Nobody has it easy today when it comes to being able to afford to live. The cost of living has risen dramatically in the last few years, and this was no more apparent than when the price of unleaded petrol rose to over £1 a gallon for the first time ever in November 2007. This is just one example of how inflation and rising taxes are beginning to affect every individual living up and down the country. However, what if an unexpected expense comes up? What if your car breaks down and cannot be fixed or a tree crashes through your roof? What happens if your kitchen is flooded? None of the previous examples would be covered by your car or home insurance company. You would therefore be responsible for footing the bill yourself. This is where low rate secured loans can really help you out.
As long as you own your own home, you can find low rate secured loans that you can apply for in an emergency. Most providers will actively work to get the money to you as soon as possible when taking out a loan if you have a pressing need for it and the money could hit your account within just a few days. This makes a secured loan a more viable option than a further advance or a remortgage because that can actually take weeks to complete.
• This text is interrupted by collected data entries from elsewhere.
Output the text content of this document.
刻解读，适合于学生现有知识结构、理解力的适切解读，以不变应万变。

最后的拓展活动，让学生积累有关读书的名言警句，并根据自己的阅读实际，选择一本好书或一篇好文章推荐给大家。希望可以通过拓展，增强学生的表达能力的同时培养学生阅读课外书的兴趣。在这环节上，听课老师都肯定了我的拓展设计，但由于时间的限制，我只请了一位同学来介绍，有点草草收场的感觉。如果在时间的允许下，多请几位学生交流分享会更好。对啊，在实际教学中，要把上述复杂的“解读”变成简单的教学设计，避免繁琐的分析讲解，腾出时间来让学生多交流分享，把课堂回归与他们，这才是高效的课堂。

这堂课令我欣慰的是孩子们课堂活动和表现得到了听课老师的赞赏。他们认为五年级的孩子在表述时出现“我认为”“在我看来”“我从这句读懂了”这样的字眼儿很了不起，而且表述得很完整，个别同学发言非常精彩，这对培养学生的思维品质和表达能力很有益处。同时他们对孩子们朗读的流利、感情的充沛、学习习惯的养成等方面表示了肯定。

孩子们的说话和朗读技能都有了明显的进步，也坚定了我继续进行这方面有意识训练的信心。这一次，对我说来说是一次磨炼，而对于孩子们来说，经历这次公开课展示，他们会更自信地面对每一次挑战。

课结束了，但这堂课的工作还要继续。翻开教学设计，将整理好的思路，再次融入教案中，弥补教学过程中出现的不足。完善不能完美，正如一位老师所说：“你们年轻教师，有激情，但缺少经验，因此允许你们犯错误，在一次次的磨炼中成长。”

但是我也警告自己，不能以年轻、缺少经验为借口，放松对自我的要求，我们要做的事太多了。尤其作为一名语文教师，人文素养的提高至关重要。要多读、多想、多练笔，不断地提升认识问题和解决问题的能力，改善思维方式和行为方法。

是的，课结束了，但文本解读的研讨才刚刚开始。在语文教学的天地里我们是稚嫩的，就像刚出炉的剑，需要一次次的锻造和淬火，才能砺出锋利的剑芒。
If it is a large loan for something like the scenarios outlined above, then it would be a more viable proposition to take out low rate secured loans over unsecured loans too because you can pay back the loan over a much longer basis if you so wish.
Low rate secured loans can actually cost you a reasonable amount over the term of the loan. Low rates are widely available because the bank is assured that they will get a viable return on their investment in the form of your home if you do not keep up repayments. You must thinklow rate secured loans through carefully if you are to commit to one because failing to make a payment may lead to your home being sold in order to cover the entire debt. However, if you need the money for an emergency that you just cannot cover immediately then the likelihood is that you can tailor your repayments to suit your own household budget over a number of years.
Low rate secured loans actually go as low as 6% in the market, although some do go up to 10%. However, a quick look at the market will give you a good idea of the interest rates that you would expect to pay given your credit score, the amount of the loan and the term over which it will be repaid. You can obtain quotes and compare products before deciding on the best one for you, but regardless of the one you choose, it is comforting to know that there are low rate secured loans out there that you can turn to when your financial back is against the wall.